Touché par le virus informatique, le conservatoire intègre depuis 2020 un cursus de musique assistée par ordinateur (MAO). De quoi créer de nouvelles passerelles entre les jeunes et la théorie musicale.
Lundi, 18h : le silence règne au premier étage du conservatoire. Pourtant, cinq jeunes Stéphanais sont en train de composer, dans la même pièce. Un casque vissé sur les oreilles, ils tapent du pied ou dodelinent sans quitter leur écran des yeux. Bienvenue à l’atelier « MAO », comprendre : musique assistée par ordinateur. Pour la deuxième année, ce cours propulse les jeunes mélomanes dans le XXIe siècle où la musique se fait aussi (surtout ?) avec des logiciels.
Deux fois par semaine, les élèves se familiarisent au programme Ableton live.
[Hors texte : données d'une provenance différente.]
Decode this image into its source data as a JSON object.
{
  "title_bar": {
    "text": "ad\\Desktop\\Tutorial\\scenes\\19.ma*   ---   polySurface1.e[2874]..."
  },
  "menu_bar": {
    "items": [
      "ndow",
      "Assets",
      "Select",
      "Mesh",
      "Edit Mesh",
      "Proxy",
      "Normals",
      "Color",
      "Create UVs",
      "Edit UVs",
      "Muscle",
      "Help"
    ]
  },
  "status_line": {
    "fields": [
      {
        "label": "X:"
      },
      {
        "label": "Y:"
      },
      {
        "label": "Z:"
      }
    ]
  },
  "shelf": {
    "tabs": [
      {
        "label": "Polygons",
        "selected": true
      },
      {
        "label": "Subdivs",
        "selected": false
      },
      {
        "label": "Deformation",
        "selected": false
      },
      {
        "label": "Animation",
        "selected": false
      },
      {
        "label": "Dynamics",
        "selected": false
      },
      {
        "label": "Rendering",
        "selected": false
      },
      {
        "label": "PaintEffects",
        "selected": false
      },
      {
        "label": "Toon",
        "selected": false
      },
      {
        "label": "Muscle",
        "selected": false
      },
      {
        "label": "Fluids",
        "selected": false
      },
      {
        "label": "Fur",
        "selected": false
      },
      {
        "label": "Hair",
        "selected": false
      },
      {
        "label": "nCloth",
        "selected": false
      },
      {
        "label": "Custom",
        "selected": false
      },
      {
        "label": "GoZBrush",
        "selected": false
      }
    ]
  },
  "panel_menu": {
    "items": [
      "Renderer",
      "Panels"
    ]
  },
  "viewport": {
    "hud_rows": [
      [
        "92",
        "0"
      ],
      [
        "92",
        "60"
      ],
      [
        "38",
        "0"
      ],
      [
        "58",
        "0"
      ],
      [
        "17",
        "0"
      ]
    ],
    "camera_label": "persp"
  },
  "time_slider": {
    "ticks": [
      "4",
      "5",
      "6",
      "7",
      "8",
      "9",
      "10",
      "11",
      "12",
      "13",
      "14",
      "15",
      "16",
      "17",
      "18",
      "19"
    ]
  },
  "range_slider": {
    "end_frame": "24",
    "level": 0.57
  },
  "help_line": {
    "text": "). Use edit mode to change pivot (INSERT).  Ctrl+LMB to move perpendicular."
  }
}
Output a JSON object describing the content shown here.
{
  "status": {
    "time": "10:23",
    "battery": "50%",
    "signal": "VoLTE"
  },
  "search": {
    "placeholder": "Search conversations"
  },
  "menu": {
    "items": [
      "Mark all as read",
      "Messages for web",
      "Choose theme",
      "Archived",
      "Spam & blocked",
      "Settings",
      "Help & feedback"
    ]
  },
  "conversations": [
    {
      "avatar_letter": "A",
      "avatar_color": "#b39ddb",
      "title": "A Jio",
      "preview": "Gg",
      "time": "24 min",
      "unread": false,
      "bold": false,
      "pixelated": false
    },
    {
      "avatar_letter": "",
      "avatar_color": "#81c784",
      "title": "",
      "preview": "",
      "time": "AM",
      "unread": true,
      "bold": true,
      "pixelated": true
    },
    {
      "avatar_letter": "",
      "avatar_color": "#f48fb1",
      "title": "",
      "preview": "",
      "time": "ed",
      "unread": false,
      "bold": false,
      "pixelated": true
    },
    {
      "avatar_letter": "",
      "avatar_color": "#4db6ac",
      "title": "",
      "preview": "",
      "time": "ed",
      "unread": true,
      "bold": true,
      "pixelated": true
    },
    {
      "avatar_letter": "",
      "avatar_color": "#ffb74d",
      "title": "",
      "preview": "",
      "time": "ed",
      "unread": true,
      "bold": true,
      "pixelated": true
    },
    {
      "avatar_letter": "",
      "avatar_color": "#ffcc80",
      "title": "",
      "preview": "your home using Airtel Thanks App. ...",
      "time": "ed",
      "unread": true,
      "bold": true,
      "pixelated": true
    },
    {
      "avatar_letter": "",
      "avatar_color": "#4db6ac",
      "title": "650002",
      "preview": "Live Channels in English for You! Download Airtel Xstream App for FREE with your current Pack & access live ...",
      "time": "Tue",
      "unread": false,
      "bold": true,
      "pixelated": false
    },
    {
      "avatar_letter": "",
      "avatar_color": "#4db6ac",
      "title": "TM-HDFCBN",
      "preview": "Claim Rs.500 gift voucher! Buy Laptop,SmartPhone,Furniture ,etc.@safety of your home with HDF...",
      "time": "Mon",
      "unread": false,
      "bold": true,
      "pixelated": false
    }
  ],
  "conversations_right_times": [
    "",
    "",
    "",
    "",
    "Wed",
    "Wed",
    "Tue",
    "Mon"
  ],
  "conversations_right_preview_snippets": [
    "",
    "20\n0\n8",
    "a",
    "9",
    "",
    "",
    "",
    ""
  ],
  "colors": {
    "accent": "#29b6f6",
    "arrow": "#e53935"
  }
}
Ce logiciel incontournable de la production musicale actuelle est utilisé par la plupart des DJ en herbe mais aussi par les artistes les plus célèbres comme les Français Daft Punk, David Guetta ou l’artiste tricolore le plus écouté dans le monde, DJ Snake. Ableton Live permet en théorie de composer dans tous les styles grâce à une bibliothèque de sons quasi infinie. Il intègre une large variété de guitares, basses, batteries, mais aussi tous types de claviers ou instruments à vent. Ajoutez à cela une collection complète d’effets (delay, distorsion, réverbération, flanger…) ou encore la possibilité de varier les tonalités, les rythmes… En bref : tout est possible pour qui sait s’en servir.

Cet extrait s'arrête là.